Oil prices were on track for their biggest weekly gain since late August, with market sentiment buoyed by easing concerns over the Omicron coronavirus variant’s impact on global economic growth and fuel demand.
Brent and WTI benchmarks were both on course for gains of about 8% this week, their first weekly gain in seven weeks, even after a brief bout of profit-taking.
Brent crude futures were up $0.99, or 1.3%, at $75.41 a barrel by 1351 GMT after falling 1.9% on Thursday.
US West Texas Intermediate (WTI) crude futures rose $1.08, or 1.5%, to $72.02 after sliding 2% in a volatile session the previous day.
US consumer prices rose further in November to produce the largest year-on-year rise since 1982, government data showed on Friday, adding to bullish sentiment on oil demand.

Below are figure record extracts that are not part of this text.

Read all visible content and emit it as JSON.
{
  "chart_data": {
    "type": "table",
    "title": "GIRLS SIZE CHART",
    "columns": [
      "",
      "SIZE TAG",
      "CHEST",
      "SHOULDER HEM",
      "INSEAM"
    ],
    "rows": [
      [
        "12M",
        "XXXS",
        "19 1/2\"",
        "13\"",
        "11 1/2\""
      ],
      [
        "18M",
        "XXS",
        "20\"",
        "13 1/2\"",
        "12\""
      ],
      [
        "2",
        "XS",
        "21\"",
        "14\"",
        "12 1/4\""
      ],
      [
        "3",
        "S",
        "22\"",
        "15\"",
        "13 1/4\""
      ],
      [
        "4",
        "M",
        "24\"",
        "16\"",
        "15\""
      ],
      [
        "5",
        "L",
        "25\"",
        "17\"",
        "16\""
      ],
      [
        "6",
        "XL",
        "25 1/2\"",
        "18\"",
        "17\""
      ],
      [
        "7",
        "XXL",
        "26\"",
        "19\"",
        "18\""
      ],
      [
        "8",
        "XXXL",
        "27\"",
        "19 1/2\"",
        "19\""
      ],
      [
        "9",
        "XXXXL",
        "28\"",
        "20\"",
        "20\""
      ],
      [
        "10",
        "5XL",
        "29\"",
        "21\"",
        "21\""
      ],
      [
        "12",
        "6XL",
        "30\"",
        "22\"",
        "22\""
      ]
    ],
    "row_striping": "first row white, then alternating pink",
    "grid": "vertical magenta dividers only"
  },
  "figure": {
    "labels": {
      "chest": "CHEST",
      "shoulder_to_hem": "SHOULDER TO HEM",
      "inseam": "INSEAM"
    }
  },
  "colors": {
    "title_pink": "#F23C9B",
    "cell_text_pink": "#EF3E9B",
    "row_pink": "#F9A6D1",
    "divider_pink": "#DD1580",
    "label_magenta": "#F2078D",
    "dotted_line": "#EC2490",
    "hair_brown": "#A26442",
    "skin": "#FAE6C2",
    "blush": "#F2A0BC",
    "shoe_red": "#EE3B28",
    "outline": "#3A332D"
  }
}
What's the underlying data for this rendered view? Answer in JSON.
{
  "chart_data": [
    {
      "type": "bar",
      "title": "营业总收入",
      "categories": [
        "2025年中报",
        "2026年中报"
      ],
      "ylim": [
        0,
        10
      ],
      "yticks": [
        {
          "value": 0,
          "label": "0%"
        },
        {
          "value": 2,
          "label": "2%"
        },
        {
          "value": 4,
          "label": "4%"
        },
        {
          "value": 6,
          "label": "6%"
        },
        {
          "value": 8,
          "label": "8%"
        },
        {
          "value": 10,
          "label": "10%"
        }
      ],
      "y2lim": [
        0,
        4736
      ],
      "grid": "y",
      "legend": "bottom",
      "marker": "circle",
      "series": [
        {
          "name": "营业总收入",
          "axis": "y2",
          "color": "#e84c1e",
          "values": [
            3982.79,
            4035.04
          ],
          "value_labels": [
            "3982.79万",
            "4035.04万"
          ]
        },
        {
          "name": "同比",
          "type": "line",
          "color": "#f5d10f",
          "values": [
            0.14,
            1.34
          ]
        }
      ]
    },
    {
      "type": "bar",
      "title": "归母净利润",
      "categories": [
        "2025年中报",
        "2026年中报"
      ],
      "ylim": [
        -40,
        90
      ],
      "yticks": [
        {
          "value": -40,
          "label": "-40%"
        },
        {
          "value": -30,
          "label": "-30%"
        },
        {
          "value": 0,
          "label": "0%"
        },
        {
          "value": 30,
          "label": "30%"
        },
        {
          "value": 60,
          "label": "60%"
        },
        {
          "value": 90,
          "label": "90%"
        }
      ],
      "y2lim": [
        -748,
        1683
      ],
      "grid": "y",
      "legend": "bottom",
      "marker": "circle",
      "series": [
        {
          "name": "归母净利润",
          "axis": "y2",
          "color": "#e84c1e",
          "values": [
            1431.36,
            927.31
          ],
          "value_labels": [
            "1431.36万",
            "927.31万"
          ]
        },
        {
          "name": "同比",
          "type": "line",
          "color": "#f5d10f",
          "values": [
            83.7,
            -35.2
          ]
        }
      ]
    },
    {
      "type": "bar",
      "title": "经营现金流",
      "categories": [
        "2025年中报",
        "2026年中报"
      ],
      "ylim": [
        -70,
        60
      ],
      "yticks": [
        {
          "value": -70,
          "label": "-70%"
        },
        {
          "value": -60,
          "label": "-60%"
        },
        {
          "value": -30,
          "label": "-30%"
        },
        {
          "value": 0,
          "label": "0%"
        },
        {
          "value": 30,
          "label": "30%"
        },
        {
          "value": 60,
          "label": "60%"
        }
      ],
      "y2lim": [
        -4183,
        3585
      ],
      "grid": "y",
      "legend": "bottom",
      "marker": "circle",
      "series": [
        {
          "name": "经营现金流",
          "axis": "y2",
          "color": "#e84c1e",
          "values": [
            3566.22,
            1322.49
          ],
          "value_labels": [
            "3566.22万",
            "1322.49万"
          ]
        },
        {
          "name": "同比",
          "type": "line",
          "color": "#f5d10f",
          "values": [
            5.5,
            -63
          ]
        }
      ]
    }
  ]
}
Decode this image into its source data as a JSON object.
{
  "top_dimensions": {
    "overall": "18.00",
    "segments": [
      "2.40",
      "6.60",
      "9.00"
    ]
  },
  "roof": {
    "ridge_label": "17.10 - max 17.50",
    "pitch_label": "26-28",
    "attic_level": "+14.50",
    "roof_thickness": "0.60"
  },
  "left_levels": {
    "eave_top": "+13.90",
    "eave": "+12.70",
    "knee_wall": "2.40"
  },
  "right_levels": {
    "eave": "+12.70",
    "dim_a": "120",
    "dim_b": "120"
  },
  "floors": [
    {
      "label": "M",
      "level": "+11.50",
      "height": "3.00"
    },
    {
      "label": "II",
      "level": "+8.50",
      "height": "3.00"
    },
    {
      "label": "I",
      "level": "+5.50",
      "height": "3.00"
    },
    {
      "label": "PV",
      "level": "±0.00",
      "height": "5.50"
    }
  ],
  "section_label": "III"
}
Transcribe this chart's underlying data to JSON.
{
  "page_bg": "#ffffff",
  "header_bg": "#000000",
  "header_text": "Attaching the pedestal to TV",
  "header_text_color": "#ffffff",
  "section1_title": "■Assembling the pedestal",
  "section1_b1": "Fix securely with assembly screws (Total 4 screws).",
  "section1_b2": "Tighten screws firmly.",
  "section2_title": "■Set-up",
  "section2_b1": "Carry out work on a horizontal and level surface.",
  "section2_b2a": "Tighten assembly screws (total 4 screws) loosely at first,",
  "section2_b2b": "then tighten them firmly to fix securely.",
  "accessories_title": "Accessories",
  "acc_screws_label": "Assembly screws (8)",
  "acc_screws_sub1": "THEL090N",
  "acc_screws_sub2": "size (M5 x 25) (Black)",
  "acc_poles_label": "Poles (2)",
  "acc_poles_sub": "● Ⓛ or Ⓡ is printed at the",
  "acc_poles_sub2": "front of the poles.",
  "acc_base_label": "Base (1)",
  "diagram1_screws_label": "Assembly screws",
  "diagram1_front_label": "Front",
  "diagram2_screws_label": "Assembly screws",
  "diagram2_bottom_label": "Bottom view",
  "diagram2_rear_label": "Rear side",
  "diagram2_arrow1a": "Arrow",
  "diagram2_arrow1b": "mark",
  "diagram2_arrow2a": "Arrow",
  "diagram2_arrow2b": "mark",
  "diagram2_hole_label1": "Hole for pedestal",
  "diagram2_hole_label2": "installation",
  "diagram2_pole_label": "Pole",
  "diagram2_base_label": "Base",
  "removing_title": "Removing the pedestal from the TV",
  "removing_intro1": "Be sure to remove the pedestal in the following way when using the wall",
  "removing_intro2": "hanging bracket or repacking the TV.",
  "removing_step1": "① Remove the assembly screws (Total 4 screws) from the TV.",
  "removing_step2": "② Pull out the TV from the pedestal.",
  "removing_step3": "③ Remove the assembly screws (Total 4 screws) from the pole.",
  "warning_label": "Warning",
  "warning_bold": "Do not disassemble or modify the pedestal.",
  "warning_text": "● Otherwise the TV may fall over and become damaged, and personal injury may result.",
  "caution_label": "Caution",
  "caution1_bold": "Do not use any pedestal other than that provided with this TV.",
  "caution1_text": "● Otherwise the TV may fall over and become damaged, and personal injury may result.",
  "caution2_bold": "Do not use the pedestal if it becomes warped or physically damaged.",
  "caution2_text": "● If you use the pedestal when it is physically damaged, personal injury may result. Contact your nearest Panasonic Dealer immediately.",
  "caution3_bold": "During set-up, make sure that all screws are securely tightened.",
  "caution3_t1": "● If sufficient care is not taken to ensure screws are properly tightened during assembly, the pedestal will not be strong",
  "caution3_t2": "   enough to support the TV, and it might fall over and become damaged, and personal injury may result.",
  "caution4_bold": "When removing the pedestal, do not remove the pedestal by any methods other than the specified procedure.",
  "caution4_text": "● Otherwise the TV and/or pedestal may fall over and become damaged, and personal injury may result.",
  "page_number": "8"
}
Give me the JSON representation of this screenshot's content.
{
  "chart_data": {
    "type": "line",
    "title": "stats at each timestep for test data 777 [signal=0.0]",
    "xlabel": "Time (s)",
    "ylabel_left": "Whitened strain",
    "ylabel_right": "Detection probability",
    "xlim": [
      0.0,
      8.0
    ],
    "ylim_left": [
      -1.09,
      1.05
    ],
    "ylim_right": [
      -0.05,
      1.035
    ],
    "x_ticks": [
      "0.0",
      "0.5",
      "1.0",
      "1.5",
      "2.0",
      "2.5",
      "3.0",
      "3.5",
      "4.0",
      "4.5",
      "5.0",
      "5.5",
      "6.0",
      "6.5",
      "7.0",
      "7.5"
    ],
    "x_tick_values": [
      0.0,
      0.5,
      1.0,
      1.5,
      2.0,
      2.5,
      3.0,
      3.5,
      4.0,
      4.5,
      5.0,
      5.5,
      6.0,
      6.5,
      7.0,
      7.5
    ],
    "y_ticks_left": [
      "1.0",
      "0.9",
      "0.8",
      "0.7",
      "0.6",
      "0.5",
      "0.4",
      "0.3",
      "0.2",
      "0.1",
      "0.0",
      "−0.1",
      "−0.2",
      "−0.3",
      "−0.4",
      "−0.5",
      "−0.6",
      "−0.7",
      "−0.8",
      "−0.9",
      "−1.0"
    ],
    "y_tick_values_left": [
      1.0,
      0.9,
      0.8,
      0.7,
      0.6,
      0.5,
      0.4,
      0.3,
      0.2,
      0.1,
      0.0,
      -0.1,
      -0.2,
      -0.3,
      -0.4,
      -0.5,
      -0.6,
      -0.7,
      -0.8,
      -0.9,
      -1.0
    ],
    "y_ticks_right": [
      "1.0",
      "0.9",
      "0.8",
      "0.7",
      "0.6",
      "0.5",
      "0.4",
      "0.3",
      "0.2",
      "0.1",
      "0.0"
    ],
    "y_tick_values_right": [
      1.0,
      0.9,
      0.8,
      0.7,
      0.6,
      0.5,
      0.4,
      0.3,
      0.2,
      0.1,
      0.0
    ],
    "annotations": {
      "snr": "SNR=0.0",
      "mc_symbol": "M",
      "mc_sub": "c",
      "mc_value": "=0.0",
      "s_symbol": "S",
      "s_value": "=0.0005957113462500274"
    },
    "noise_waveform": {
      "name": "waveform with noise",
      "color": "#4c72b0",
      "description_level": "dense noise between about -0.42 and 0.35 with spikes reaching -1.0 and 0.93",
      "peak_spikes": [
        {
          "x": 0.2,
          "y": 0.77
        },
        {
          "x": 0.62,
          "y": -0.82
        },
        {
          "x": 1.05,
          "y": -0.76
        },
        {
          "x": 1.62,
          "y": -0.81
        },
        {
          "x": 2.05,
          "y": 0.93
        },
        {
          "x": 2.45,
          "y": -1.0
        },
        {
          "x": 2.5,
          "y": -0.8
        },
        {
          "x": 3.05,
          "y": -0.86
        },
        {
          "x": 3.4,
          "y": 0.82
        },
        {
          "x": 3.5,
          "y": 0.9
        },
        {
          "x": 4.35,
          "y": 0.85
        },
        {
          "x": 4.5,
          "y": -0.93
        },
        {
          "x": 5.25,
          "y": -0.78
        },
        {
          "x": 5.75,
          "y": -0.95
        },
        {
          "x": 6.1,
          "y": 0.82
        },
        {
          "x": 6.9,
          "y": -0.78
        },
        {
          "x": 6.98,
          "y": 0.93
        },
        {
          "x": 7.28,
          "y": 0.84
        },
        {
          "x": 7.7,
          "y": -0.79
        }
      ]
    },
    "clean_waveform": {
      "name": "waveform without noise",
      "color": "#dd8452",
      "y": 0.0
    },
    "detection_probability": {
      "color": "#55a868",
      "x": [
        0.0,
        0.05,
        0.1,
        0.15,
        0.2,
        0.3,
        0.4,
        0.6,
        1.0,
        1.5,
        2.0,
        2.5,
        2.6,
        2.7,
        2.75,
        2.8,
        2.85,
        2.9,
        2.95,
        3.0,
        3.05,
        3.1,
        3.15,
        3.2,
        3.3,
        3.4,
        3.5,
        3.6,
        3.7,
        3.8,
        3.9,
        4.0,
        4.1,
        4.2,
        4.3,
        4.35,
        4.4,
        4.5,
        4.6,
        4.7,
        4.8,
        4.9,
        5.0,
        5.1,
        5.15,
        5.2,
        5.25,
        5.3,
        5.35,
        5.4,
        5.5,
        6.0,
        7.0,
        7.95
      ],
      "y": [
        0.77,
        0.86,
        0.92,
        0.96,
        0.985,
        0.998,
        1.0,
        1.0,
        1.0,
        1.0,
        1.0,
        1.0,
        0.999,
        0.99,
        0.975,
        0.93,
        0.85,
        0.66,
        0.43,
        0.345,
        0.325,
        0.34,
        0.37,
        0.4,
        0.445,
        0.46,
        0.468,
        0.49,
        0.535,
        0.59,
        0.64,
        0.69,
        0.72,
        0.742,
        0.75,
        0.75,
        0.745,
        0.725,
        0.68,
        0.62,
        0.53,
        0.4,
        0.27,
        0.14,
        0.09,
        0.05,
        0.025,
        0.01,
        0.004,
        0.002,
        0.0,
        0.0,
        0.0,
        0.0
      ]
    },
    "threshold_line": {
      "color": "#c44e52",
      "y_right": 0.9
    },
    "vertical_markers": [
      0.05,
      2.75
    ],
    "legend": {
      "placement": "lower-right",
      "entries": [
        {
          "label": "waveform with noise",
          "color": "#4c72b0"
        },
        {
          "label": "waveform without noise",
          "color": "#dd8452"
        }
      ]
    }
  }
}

Earlier in the week, the oil market had recovered about half the losses suffered since the Omicron outbreak on November 25, with prices lifted by early studies suggesting that three doses of Pfizer’s Covid-19 vaccine offers protection against the Omicron variant.
“The oil market has thus rightly priced out the ‘worst-case scenario’ again, but it would be well advised to leave a certain residual risk to oil demand in place,” said Commerzbank analyst Carsten Fritsch.
Keeping a lid on prices is faltering domestic air traffic in China, owing to tighter travel restrictions, and weaker consumer confidence after repeated small outbreaks.
Meanwhile, ratings agency Fitch downgraded property developers China Evergrande Group and Kaisa Group, saying they had defaulted on offshore bonds.
That reinforced fears of a potential slowdown in China’s property sector, as well as the broader economy of the world’s biggest oil importer.
Published in The Express Tribune, December 11th, 2021.